Sure, if the father is tall, or there are tall people in the family on both sides so the genes come through. Same with the lighter-skinned children of dark-skinned parent, if one parent is light-skinned (see Meghan Markle) or both parents have mixed ancestry. But if you're going to do a Disney movie adaptation where mom is black, dad is white, and the son is Filipino - we're not in Tolkien-verse anymore, why even bother?

I looked up Edith Tolkien and JRR had good taste.

From a letter to Christopher Tolkien in 1972:

I have at last got busy about Mummy's grave. .... The inscription I should like is:

EDITH MARY TOLKIEN

1889-1971

Lúthien

: brief and jejune, except for Lúthien, which says for me more than a multitude of words: for she was (and knew she was) my Lúthien.

July 13. Say what you feel, without reservation, about this addition.
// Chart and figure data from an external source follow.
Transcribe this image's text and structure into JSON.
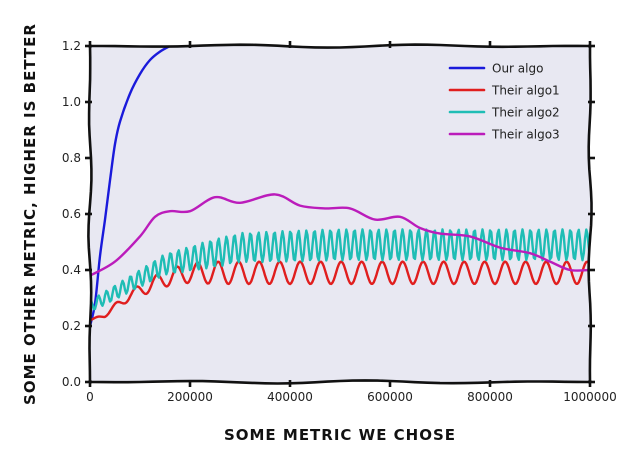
{
  "chart_data": {
    "type": "line",
    "style": "xkcd",
    "title": "",
    "xlabel": "SOME METRIC WE CHOSE",
    "ylabel": "SOME OTHER METRIC, HIGHER IS BETTER",
    "xlim": [
      0,
      1000000
    ],
    "ylim": [
      0,
      1.2
    ],
    "xticks": [
      0,
      200000,
      400000,
      600000,
      800000,
      1000000
    ],
    "xtick_labels": [
      "0",
      "200000",
      "400000",
      "600000",
      "800000",
      "1000000"
    ],
    "yticks": [
      0,
      0.2,
      0.4,
      0.6,
      0.8,
      1.0,
      1.2
    ],
    "ytick_labels": [
      "0.0",
      "0.2",
      "0.4",
      "0.6",
      "0.8",
      "1.0",
      "1.2"
    ],
    "legend_position": "top-right",
    "background": "#e8e8f2",
    "series": [
      {
        "name": "Our algo",
        "color": "#1a1adb",
        "x": [
          0,
          10000,
          20000,
          30000,
          40000,
          50000,
          60000,
          80000,
          100000,
          120000,
          140000,
          160000
        ],
        "y": [
          0.2,
          0.28,
          0.45,
          0.58,
          0.72,
          0.85,
          0.93,
          1.03,
          1.1,
          1.15,
          1.18,
          1.2
        ]
      },
      {
        "name": "Their algo1",
        "color": "#e01e1e",
        "model": {
          "base": [
            [
              0,
              0.22
            ],
            [
              30000,
              0.24
            ],
            [
              80000,
              0.31
            ],
            [
              150000,
              0.37
            ],
            [
              200000,
              0.39
            ],
            [
              1000000,
              0.39
            ]
          ],
          "amp": [
            [
              0,
              0.0
            ],
            [
              40000,
              0.01
            ],
            [
              150000,
              0.03
            ],
            [
              250000,
              0.04
            ],
            [
              1000000,
              0.04
            ]
          ],
          "period": 41000,
          "phase": 0
        }
      },
      {
        "name": "Their algo2",
        "color": "#1fbdb5",
        "model": {
          "base": [
            [
              0,
              0.27
            ],
            [
              50000,
              0.32
            ],
            [
              150000,
              0.42
            ],
            [
              300000,
              0.48
            ],
            [
              500000,
              0.49
            ],
            [
              1000000,
              0.49
            ]
          ],
          "amp": [
            [
              0,
              0.02
            ],
            [
              100000,
              0.03
            ],
            [
              250000,
              0.05
            ],
            [
              400000,
              0.055
            ],
            [
              1000000,
              0.055
            ]
          ],
          "period": 16000,
          "phase": 1.2
        }
      },
      {
        "name": "Their algo3",
        "color": "#bb1cbb",
        "x": [
          0,
          50000,
          100000,
          130000,
          160000,
          200000,
          250000,
          300000,
          370000,
          420000,
          470000,
          520000,
          570000,
          620000,
          660000,
          700000,
          760000,
          820000,
          880000,
          920000,
          960000,
          1000000
        ],
        "y": [
          0.38,
          0.43,
          0.52,
          0.59,
          0.61,
          0.61,
          0.66,
          0.64,
          0.67,
          0.63,
          0.62,
          0.62,
          0.58,
          0.59,
          0.55,
          0.53,
          0.52,
          0.48,
          0.46,
          0.43,
          0.4,
          0.4
        ]
      }
    ]
  }
}
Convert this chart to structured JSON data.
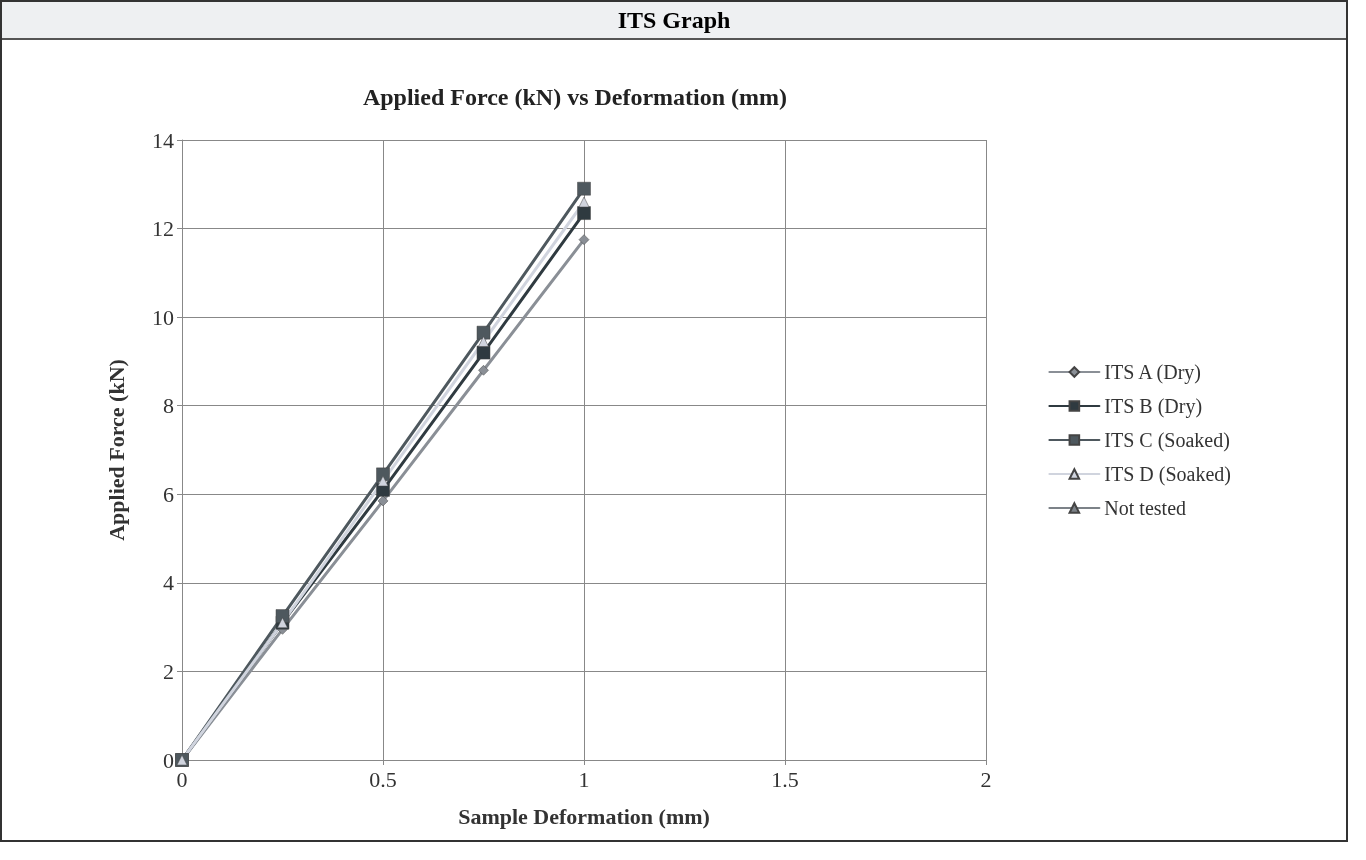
{
  "chart_data": {
    "type": "line",
    "title": "ITS Graph",
    "subtitle": "Applied Force (kN) vs Deformation (mm)",
    "xlabel": "Sample Deformation (mm)",
    "ylabel": "Applied Force (kN)",
    "x": [
      0,
      0.25,
      0.5,
      0.75,
      1
    ],
    "series": [
      {
        "name": "ITS A (Dry)",
        "color": "#8a8f96",
        "marker": "diamond",
        "values": [
          0,
          2.95,
          5.85,
          8.8,
          11.75
        ]
      },
      {
        "name": "ITS B (Dry)",
        "color": "#2f3a40",
        "marker": "square",
        "values": [
          0,
          3.1,
          6.1,
          9.2,
          12.35
        ]
      },
      {
        "name": "ITS C (Soaked)",
        "color": "#4e585e",
        "marker": "square",
        "values": [
          0,
          3.25,
          6.45,
          9.65,
          12.9
        ]
      },
      {
        "name": "ITS D (Soaked)",
        "color": "#d0d4de",
        "marker": "triangle",
        "values": [
          0,
          3.1,
          6.3,
          9.45,
          12.6
        ]
      },
      {
        "name": "Not tested",
        "color": "#7c8288",
        "marker": "triangle",
        "values": [
          null,
          null,
          null,
          null,
          null
        ]
      }
    ],
    "xlim": [
      0,
      2
    ],
    "xticks": [
      0,
      0.5,
      1,
      1.5,
      2
    ],
    "ylim": [
      0,
      14
    ],
    "yticks": [
      0,
      2,
      4,
      6,
      8,
      10,
      12,
      14
    ],
    "grid": true,
    "legend": "right",
    "line_style": "solid"
  }
}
I began this under the stress of great emotion & regret – and in any case I am afflicted from time to time (increasingly) with an overwhelming sense of bereavement. I need advice. Yet I hope none of my children will feel that the use of this name is a sentimental fancy. It is at any rate not comparable to the quoting of pet names in obituaries. I never called Edith Lúthien – but she was the source of the story that in time became the chief part of the Silmarillion. It was first conceived in a small woodland glade filled with hemlocks at Roos in Yorkshire (where I was for a brief time in command of an outpost of the Humber Garrison in 1917, and she was able to live with me for a while). In those days her hair was raven, her skin clear, her eyes brighter than you have seen them, and she could sing – and dance. But the story has gone crooked, & I am left, and I cannot plead before the inexorable Mandos.

I will say no more now. But I should like ere long to have a long talk with you. For if as seems probable I shall never write any ordered biography – it is against my nature, which expresses itself about things deepest felt in tales and myths — someone close in heart to me should know something about things that records do not record: the dreadful sufferings of our childhoods, from which we rescued one another, but could not wholly heal the wounds that later often proved disabling; the sufferings that we endured after our love began – all of which (over and above our personal weaknesses) might help to make pardonable, or understandable, the lapses and darknesses which at times marred our lives — and to explain how these never touched our depths nor dimmed our memories of our youthful love. For ever (especially when alone) we still met in the woodland glade, and went hand in hand many times to escape the shadow of imminent death before our last parting.